How to combine similar items in aggregations

I'm trying to create a color filter. The colors being returned are mostly normal but there's a bunch of other off ones. Example, my results show up like this:

{ key: "WHITE", doc_count: 300 }, 
{ key: "OFFWHITE", doc_count: 2 }, 
{ key: "SUPER WHITE", doc_count: 1 }

My aggregation looks like:


aggs: {
    Color: {
        terms: {
            field: 'colors.keyword',
            size: 100,
        },
    },
}

I want to combine anything that includes 'white' together into one bucket. Same with the other top colors. Is this possible and how?

I don't think you'll be able to do this with a regular aggregation.

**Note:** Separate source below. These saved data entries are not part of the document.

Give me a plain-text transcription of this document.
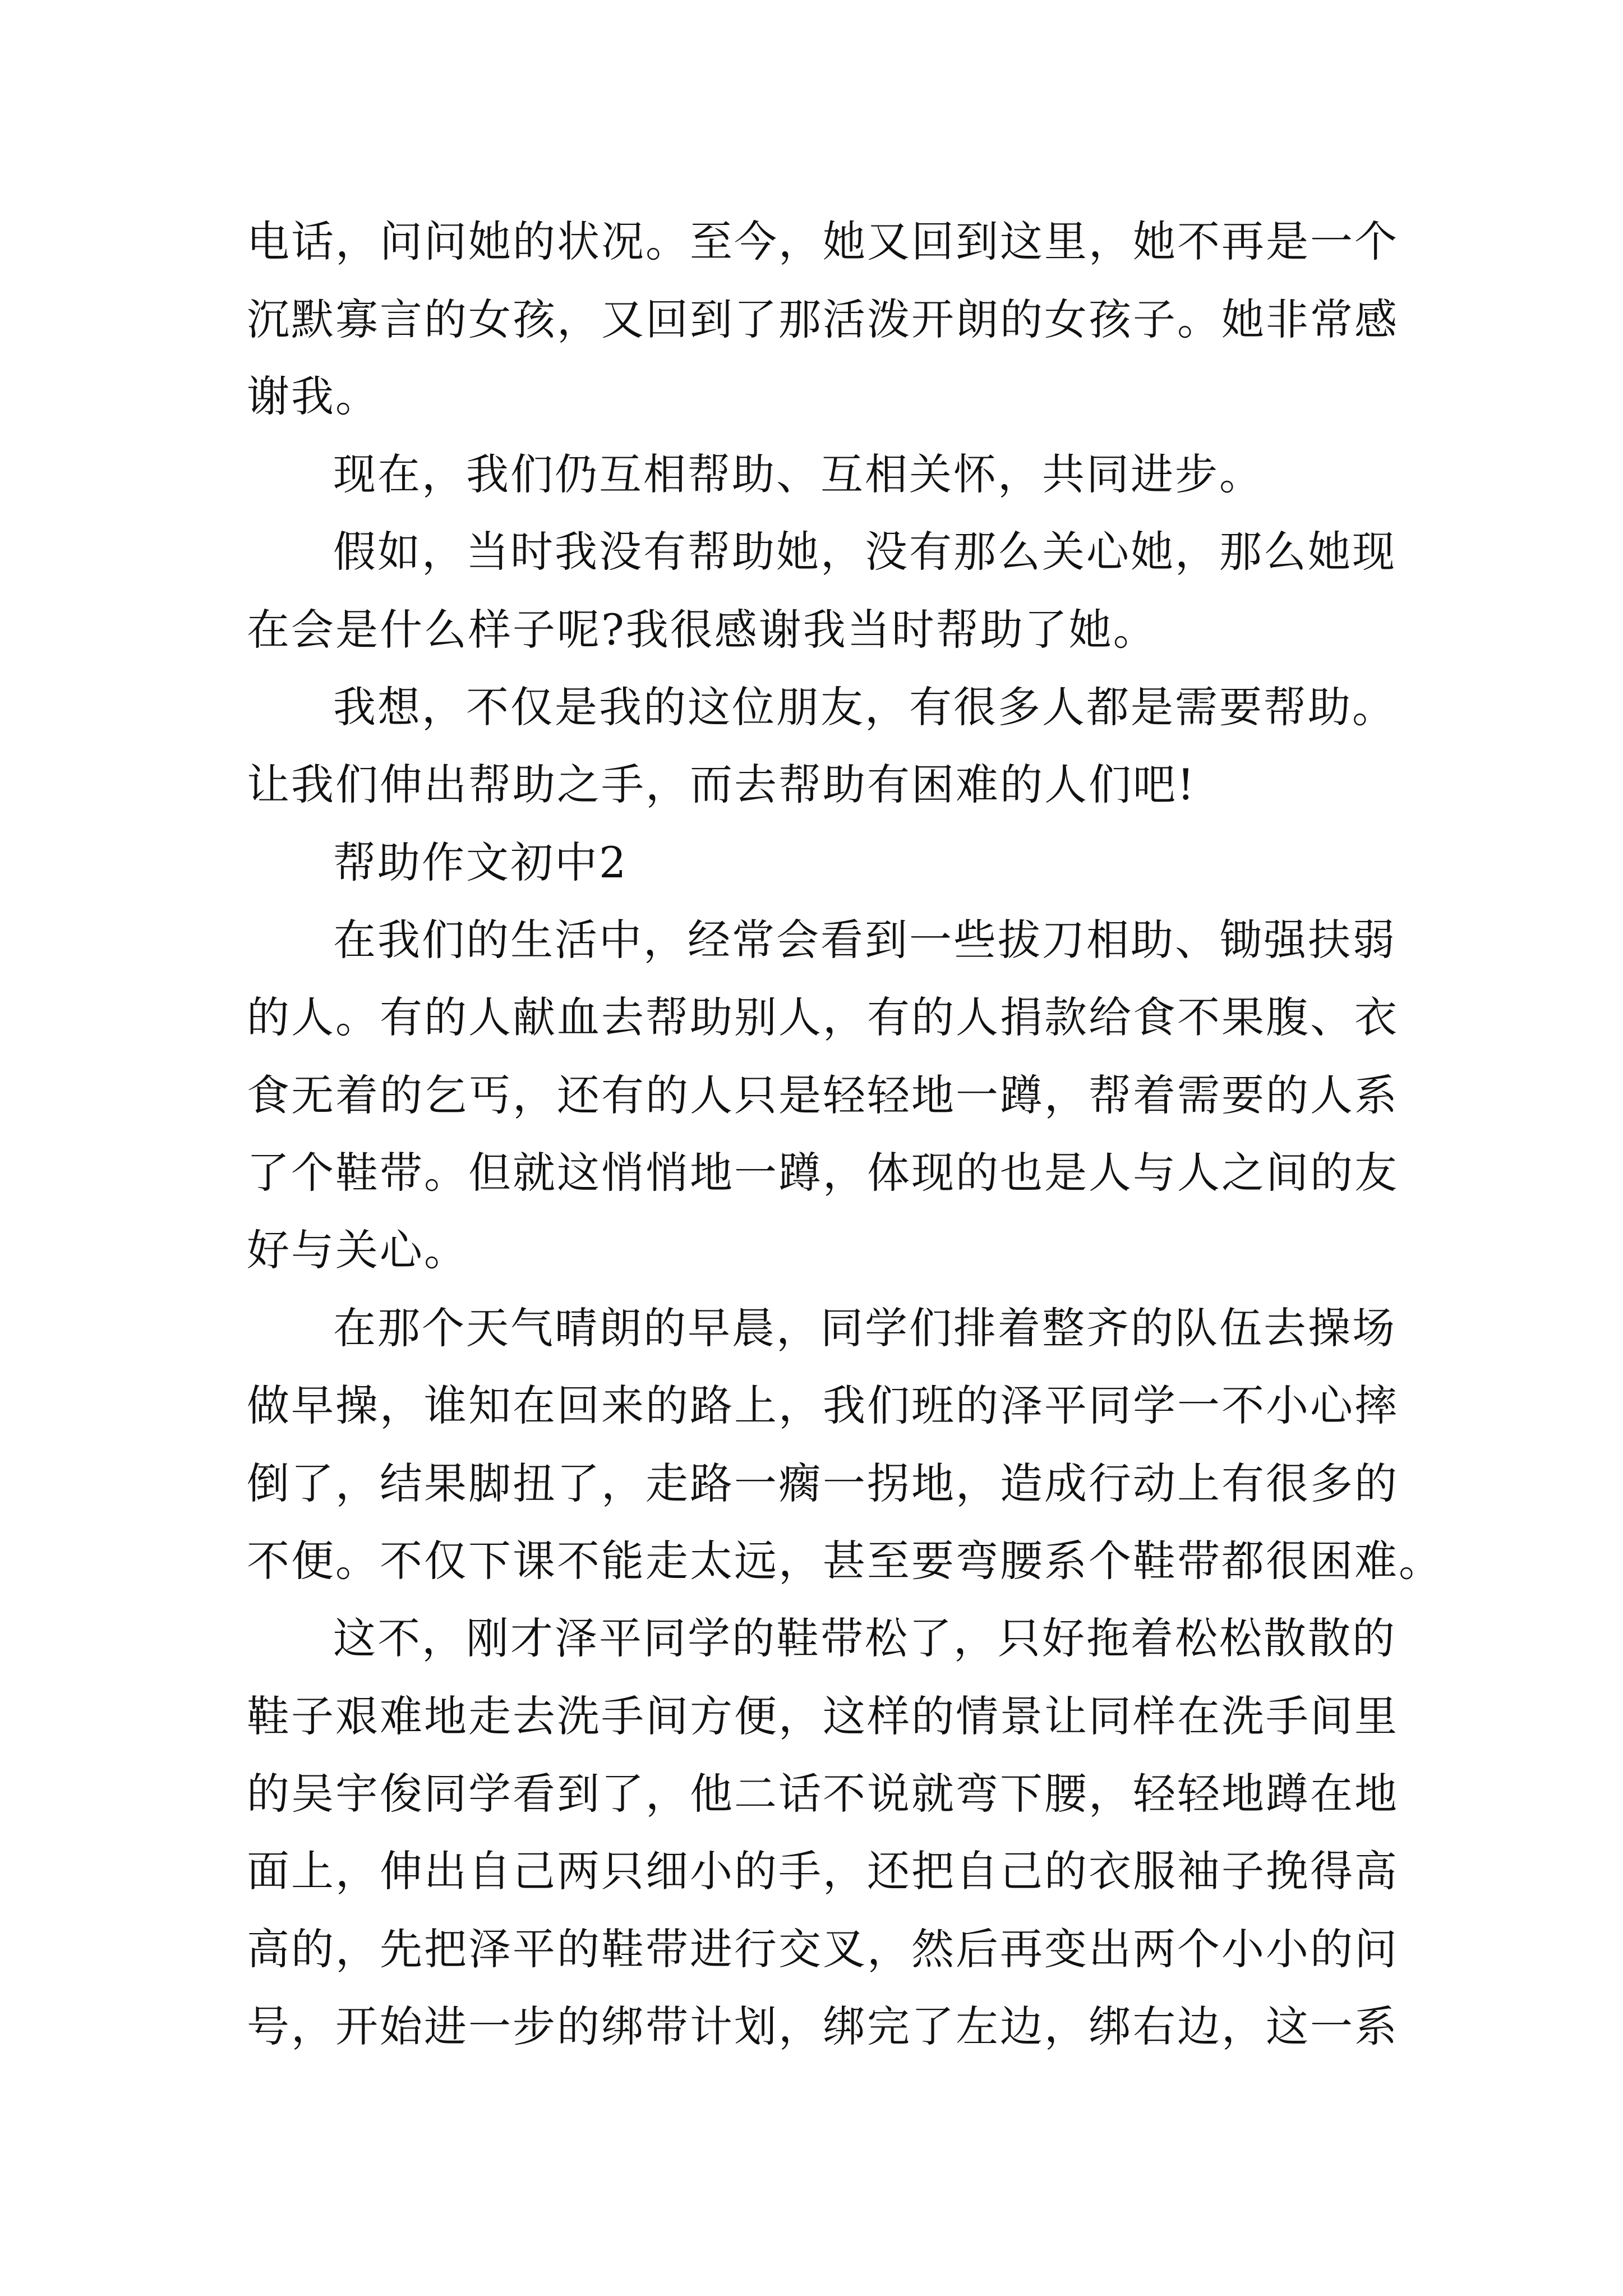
电话，问问她的状况。至今，她又回到这里，她不再是一个
沉默寡言的女孩，又回到了那活泼开朗的女孩子。她非常感
谢我。
现在，我们仍互相帮助、互相关怀，共同进步。
假如，当时我没有帮助她，没有那么关心她，那么她现
在会是什么样子呢?我很感谢我当时帮助了她。
我想，不仅是我的这位朋友，有很多人都是需要帮助。
让我们伸出帮助之手，而去帮助有困难的人们吧!
帮助作文初中2
在我们的生活中，经常会看到一些拔刀相助、锄强扶弱
的人。有的人献血去帮助别人，有的人捐款给食不果腹、衣
食无着的乞丐，还有的人只是轻轻地一蹲，帮着需要的人系
了个鞋带。但就这悄悄地一蹲，体现的也是人与人之间的友
好与关心。
在那个天气晴朗的早晨，同学们排着整齐的队伍去操场
做早操，谁知在回来的路上，我们班的泽平同学一不小心摔
倒了，结果脚扭了，走路一瘸一拐地，造成行动上有很多的
不便。不仅下课不能走太远，甚至要弯腰系个鞋带都很困难。
这不，刚才泽平同学的鞋带松了，只好拖着松松散散的
鞋子艰难地走去洗手间方便，这样的情景让同样在洗手间里
的吴宇俊同学看到了，他二话不说就弯下腰，轻轻地蹲在地
面上，伸出自己两只细小的手，还把自己的衣服袖子挽得高
高的，先把泽平的鞋带进行交叉，然后再变出两个小小的问
号，开始进一步的绑带计划，绑完了左边，绑右边，这一系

You could deal with the 'special' colours by using a filters aggregation, matching and gathering all variations of white into the same bucket but the resulting bool query could get hairy. You'd also have to deal with the regular colours in a normal terms aggregation.

Another option is to have an ingest pipeline. The pipeline could set a new 'canonical' colour field that's used in the aggregation. A script processor in the pipeline would copy the value of the Color field into the CanonicalColor field, changing it to white if the value of Color contains white. You'd still have the original value in the Color field if you need it.

I'm sorry this isn't an easy answer. If someone else has a more straight-forward way of solving this, I'd be interested in hearing it.

This topic was automatically closed 28 days after the last reply. New replies are no longer allowed.